What resources are available to him?  Consider not only material and monetary resources, but his connections in the campaign world.  Is he on good terms with a tribe of ogres or the shadier elements in the local merchants' guild?  Does he have the king wrapped around his little finger, or the peasants of the kingdom duped into thinking he's a champion of the people?  Does he have some dirt on the captain of the guard to compel his cooperation?  How much time does he have?

Depending on the villain's temperament, resources, circumstances, and information, any number of options for action are open to him when heroes come crashing through his gates.  Here are just a few...

Mobilize the lair's defenses.

Try to buy off the party to leave him alone.

Try to dupe or mislead the party into furthering his plans.

Deploy minions to divert or distract the party, either to buy time or to lead them into an ambush or an area where they can be confined.

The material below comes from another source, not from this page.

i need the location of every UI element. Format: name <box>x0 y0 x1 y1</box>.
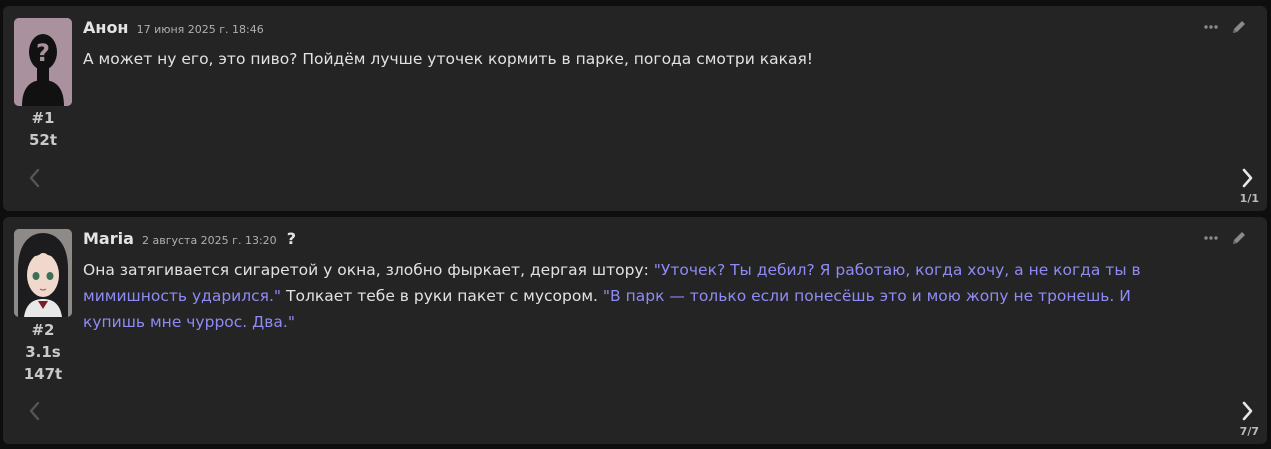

Step up the timetable of his plans.

Relocate to another area in the dungeon, possibly leaving a trap or ambush in the original location.

Fortify his location.

Lay some false clues and misinformation in the party's path.

Attempt to goad the party into rash action.

Prepare an escape plan.

Emerge to confront the intruders.

Mount an all-out search and destroy mission.

Send for reinforcements if time allows.

Bottom line:  If the villain can't or won't make choices in response to the players' choices, how far does their agency really extend?  At the end of the adventure, whether the villain succeeds, fails, or escapes, it's much more satisfying to feel that it happened because the party's plans and actions outmaneuvered the villain's best efforts (or vice versa,) not merely because their characters' combat stats were better than his.